Quince minutos más tarde aparecieron los mismos más una pequeña figura con sombrero negro. El hombre del sombrero es Conor Oberst, natural de Omaha (Nebraska), un chico de 34 años que compone y graba canciones casi de forma compulsiva desde los 13. Enseguida empieza hincándole el diente a su nuevo disco Upside Down Mountain (Nonesuch 2014), atacando dos de los mejores temas, Time ForgotZigzagging Toward The Light.

Llama la atención la forma cómo vive su música, la manera tan expresiva de cantar sus canciones casi interpretándolas cual actor sin dejar de gesticular con las manos, y ello nos da una buena idea que para Oberst todo este tinglado parece como la necesidad de respirar.
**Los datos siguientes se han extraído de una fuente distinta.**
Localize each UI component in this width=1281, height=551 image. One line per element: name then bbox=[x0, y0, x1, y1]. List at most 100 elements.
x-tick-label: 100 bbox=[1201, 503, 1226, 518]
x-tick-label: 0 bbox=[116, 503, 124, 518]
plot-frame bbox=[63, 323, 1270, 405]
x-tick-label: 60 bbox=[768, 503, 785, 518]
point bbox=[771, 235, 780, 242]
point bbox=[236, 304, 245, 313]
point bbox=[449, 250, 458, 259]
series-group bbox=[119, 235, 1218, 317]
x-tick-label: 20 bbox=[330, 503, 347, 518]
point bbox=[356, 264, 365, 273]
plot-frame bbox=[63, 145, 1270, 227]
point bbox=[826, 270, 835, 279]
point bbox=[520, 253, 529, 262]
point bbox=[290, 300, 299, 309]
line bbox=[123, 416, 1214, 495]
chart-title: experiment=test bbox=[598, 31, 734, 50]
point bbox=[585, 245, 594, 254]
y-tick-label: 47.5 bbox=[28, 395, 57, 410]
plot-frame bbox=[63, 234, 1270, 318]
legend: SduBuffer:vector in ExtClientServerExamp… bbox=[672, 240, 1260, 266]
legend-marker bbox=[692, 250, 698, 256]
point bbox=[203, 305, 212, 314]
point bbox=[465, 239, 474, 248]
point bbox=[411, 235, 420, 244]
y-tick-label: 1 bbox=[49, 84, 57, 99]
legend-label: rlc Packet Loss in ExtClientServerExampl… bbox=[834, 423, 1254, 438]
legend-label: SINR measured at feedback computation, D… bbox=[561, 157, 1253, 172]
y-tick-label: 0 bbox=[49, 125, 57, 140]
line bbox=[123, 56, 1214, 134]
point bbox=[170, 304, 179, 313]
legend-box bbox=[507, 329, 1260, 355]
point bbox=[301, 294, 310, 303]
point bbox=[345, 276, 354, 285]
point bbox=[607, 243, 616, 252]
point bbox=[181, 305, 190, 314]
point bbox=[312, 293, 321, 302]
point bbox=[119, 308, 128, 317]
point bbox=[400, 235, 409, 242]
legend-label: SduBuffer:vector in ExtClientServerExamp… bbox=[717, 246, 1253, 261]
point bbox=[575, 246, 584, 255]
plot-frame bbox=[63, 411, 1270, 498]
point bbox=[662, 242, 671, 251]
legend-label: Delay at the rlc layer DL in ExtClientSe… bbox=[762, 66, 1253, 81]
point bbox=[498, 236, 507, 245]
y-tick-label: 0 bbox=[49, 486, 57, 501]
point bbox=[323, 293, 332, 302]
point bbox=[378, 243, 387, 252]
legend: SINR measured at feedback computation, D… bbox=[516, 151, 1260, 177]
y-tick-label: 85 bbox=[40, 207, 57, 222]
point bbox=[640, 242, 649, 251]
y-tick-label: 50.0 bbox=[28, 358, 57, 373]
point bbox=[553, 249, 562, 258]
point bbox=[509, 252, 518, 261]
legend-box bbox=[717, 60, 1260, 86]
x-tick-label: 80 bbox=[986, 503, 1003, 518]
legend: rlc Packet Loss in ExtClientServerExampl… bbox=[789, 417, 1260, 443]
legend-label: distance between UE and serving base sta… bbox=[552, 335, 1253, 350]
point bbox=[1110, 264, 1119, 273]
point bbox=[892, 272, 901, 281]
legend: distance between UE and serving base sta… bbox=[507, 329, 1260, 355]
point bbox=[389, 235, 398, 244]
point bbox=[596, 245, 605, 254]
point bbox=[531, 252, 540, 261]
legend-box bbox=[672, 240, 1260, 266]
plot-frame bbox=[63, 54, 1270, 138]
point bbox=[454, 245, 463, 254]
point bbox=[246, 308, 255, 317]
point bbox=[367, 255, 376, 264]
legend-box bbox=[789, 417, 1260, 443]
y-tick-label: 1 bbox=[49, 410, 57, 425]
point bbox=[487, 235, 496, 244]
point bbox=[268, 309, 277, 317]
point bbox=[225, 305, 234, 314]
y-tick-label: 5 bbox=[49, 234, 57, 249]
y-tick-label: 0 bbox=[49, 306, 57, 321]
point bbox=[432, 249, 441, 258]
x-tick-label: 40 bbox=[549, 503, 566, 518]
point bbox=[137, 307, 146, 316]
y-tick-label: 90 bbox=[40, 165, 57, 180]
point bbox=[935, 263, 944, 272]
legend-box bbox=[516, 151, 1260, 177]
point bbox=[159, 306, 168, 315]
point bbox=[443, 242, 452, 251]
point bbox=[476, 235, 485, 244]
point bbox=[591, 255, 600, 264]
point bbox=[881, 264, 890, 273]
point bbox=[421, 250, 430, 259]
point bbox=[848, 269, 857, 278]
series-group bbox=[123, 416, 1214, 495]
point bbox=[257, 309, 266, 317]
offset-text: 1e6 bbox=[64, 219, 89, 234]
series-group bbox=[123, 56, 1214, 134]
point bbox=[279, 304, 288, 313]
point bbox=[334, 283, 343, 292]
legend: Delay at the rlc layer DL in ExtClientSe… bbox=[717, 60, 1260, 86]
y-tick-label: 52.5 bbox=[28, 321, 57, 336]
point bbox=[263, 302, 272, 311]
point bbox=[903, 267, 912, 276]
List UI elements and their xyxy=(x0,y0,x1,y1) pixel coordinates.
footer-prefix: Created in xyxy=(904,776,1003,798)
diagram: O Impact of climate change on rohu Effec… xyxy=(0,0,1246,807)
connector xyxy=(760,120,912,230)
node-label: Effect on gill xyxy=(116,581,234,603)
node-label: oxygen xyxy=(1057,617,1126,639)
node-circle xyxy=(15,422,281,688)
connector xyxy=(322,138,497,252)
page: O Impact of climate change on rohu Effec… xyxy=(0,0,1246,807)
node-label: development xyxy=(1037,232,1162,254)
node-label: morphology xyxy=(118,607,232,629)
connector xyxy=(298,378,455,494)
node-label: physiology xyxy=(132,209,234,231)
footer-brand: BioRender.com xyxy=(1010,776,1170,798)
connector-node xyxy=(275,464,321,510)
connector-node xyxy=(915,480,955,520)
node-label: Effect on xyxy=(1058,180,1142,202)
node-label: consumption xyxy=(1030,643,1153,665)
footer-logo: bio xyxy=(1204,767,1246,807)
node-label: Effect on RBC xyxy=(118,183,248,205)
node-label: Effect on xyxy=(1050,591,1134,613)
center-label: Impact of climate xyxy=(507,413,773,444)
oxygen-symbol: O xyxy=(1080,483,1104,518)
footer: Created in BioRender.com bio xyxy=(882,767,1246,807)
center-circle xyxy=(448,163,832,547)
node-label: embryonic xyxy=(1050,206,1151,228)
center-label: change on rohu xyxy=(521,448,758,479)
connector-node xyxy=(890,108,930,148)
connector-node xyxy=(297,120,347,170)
Goldsmith y Oberst se complementan a la perfección, el primero ya habíamos dicho que era todo clase y elegancia, mientras que el segundo es puro nervio, dando vueltas sobre sí mismo en multitud de ocasiones y rasgando su guitarra con rabia.

Como era de esperar el cantante de Nebraska metió mano del repertorio de su proyecto más conocido, los Bright Eyes, y así pudimos escuchar clásicos cómo We are Nowhere and it’s Now y Old Soul Song de su disco I’m Wide Awake it’s Morning (Saddle Creek, 2005); Hit the Switch de su disco Digital Ash in a Digital Urn (Saddle Creek, 2004) su trabajo con un sonido más arriesgado y experimental; o incluso a los teclados le vimos tocar la oscura Lover I don’t Have to Love del disco The Story is in the soil… (Michita Recordings, 2002) el larga duración que les puso en el mapa del folk.

También se acordó de su anterior disco en solitario, Conor Oberst (Wichita Recordings, 2008), con Moab y dos fantásticas composiciones como son Cape Canaveral y Danny Callahan. Una de las más celebradas fue el single Hundreds of Ways de su último trabajo, y el clímax instrumental del grupo se alcanzó antes de los bises con un espectacular solo de guitarra de Goldsmith en I Got the Reason, una canción sacada del disco Outer South (Merge Records, 2009) en colaboración con la Mystic Valley Band. En los bises el dúo Oberst-Golsmith se lució de lo lindo tocando y cantando solos en el escenario la íntima Lua, y echaron el cierre a lo grande todos los músicos con el adrenalínico country rock de Travellin’ Song.

Un gran concierto de folk-rock con artistas que pueden llegar a ser muy grandes dentro de unos años, pero tristemente de momento a poca gente parece interesarles.